Now a model is executed with the hyper parameters that provide the best ROC AUC score.

In [83]:
import pandas as pd
from sklearn.model_selection import train_test_split, cross_val_score
from sklearn.ensemble import RandomForestClassifier
from sklearn.metrics import make_scorer, f1_score, roc_auc_score

# Split input features and target feature
X = df.drop(columns=['stint_vs_prev_stint'])
y = df['stint_vs_prev_stint']

# Split the data into training and testing sets
X_train, X_test, y_train, y_test = train_test_split(X, y, test_size=0.2, random_state=42)

# Initialize the Random Forest model for classification
model = RandomForestClassifier(max_depth=10
                               , min_samples_leaf=2
                               , min_samples_split=2
                               , random_state=42)

# Define the scoring metrics
f1_scorer = make_scorer(f1_score, average='binary')
roc_auc_scorer = make_scorer(roc_auc_score, needs_proba=True)

# Perform cross-validation and compute F1 and ROC AUC scores
cv_f1_scores = cross_val_score(model, X_train, y_train, cv=5, scoring=f1_scorer)
cv_roc_auc_scores = cross_val_score(model, X_train, y_train, cv=5, scoring=roc_auc_scorer)

# Train the model on the full training set
model.fit(X_train, y_train)

# Make predictions on the test set
y_test_pred = model.predict(X_test)

# Evaluate the model on the test set
test_f1 = f1_score(y_test, y_test_pred, average='binary')
test_roc_auc = roc_auc_score(y_test, model.predict_proba(X_test)[:, 1])

# Make predictions on the training set
y_train_pred = model.predict(X_train)

# Evaluate the model on the training set
train_f1 = f1_score(y_train, y_train_pred, average='binary')
train_roc_auc = roc_auc_score(y_train, model.predict_proba(X_train)[:, 1])

# Feature importances
feature_importances = model.feature_importances_
feature_importances_df = pd.DataFrame({
    'Feature': X.columns,
    'Importance': feature_importances
}).sort_values(by='Importance', ascending=False)

# Display the results
print("Cross-Validation F1 Scores:", cv_f1_scores)
print("Mean Cross-Validation F1:", cv_f1_scores.mean())
print("Cross-Validation ROC AUC Scores:", cv_roc_auc_scores)
print("Mean Cross-Validation ROC AUC:", cv_roc_auc_scores.mean())

print("Test Set F1 Score:", test_f1)
print("Test Set ROC AUC:", test_roc_auc)
print("Train Set F1 Score:", train_f1)
print("Train Set ROC AUC:", train_roc_auc)
print("Feature Importances:\n", feature_importances_df)

# Append results to the results table
results_table.append(('Hyperparameter Experimentation', cv_roc_auc_scores.mean(), cv_f1_scores.mean(), test_roc_auc, test_f1, train_roc_auc, train_f1))

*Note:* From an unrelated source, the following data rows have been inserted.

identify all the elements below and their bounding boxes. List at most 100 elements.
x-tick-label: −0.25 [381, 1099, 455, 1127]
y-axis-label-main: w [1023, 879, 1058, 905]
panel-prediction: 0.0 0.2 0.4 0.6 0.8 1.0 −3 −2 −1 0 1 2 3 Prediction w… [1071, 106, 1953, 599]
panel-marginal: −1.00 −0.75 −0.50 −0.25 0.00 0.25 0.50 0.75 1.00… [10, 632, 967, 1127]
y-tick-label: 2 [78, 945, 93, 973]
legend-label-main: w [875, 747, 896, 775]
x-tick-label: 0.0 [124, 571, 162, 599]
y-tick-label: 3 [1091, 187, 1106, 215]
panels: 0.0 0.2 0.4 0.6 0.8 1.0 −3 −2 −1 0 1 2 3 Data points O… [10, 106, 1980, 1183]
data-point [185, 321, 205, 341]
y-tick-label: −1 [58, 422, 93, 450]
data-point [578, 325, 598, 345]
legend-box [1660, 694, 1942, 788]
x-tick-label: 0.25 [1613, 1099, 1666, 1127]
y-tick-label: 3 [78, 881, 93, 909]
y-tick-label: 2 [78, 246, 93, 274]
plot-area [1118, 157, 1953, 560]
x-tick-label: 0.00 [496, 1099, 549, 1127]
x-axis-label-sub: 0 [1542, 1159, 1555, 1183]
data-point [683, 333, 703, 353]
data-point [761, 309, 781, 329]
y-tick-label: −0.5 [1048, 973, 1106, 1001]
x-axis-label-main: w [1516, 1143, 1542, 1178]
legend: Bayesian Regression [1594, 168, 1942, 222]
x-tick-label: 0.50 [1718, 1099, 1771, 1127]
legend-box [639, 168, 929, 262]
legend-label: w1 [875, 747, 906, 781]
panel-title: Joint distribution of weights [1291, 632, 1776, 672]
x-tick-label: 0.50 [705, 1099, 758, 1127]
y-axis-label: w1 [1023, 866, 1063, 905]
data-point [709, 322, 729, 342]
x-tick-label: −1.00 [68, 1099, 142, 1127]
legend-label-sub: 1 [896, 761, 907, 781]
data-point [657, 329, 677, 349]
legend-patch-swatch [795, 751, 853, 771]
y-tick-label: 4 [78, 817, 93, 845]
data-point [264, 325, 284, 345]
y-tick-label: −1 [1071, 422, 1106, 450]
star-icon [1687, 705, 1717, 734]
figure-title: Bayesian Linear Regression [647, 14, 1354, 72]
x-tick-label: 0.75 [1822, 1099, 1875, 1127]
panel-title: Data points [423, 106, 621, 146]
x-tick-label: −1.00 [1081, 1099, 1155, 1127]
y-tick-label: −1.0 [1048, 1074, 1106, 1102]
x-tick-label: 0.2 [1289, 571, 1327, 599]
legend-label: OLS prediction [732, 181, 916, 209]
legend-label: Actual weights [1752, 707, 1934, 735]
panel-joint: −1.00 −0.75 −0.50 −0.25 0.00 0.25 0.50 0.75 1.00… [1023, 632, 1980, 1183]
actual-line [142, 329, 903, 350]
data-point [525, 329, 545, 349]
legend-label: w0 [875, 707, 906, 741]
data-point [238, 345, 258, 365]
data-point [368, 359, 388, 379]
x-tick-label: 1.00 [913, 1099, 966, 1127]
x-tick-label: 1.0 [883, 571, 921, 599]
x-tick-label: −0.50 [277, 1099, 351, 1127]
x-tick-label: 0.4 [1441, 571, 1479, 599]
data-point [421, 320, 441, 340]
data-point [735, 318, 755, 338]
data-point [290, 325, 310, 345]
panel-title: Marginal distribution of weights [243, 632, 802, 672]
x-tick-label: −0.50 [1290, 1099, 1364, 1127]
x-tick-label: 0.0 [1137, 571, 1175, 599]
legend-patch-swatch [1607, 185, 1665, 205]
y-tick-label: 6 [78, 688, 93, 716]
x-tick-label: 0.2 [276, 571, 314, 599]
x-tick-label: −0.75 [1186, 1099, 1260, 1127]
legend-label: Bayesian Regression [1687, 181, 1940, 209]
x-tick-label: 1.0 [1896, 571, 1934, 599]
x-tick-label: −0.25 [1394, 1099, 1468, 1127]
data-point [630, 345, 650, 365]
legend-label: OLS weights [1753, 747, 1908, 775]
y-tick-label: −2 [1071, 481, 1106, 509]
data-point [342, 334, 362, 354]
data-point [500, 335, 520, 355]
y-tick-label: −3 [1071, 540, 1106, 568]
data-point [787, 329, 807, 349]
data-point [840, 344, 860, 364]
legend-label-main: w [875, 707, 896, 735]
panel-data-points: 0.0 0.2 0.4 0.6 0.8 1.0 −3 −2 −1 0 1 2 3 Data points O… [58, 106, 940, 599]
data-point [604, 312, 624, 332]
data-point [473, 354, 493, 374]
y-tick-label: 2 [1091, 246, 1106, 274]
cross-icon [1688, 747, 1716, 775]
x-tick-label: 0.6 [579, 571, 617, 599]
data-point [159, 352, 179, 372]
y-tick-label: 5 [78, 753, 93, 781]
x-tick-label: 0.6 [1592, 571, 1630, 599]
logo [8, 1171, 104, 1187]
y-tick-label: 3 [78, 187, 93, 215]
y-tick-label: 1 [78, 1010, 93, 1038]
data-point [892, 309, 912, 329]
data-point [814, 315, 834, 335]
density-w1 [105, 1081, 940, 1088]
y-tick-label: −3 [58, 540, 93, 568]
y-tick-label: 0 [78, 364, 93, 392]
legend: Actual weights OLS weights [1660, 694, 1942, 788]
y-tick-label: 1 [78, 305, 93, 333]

Cross-Validation F1 Scores: [0.50813273 0.51759973 0.50542942 0.51554664 0.49722607]
Mean Cross-Validation F1: 0.5087869180581406
Cross-Validation ROC AUC Scores: [0.59637546 0.61841115 0.59766856 0.61806568 0.62732624]
Mean Cross-Validation ROC AUC: 0.6115694169534902
Test Set F1 Score: 0.5243804956035172
Test Set ROC AUC: 0.6163039512193204
Train Set F1 Score: 0.6162147933666754
Train Set ROC AUC: 0.7524160211939793
Feature Importances:
                       Feature  Importance
2      percent_through_career    0.481219
0                        year    0.199137
1                         age    0.154695
3  teammates_same_nationality    0.125659
4           tsm_vs_prev_stint    0.039291


## Results

### Results Table

In [84]:
# Extract the column titles
columns = results_table[0]

# Extract the data values and round them to 4 decimal places
values = [
    (row[0], *[round(val, 4) for val in row[1:]])
    for row in results_table[1:]
]

# Convert the values into a DataFrame
results_df = pd.DataFrame(values, columns=columns)

# Display the DataFrame
results_df

Unnamed: 0,Run,Mean CV ROC AUC,Mean CV F1,Test ROC AUC,Test F1,Train ROC AUC,Train F1
0,Initial Run,0.5762,0.5033,0.5862,0.5055,1.0,1.0
1,Control,0.5568,0.5011,0.565,0.5028,1.0,0.9999
2,Reduced Features,0.5645,0.5011,0.5662,0.5071,1.0,0.9998
3,Hyperparameter Experimentation,0.6116,0.5088,0.6163,0.5244,0.7524,0.6162


### Summary

The feature selection in the Control and Reduced Features model did not improve performance over the initial run which included all features. None of the models performed particularly well, but the initial run with hyperparameter adjustments greatly improved overfitting, with more reasonable training data scores, and a set of higher overall test scores.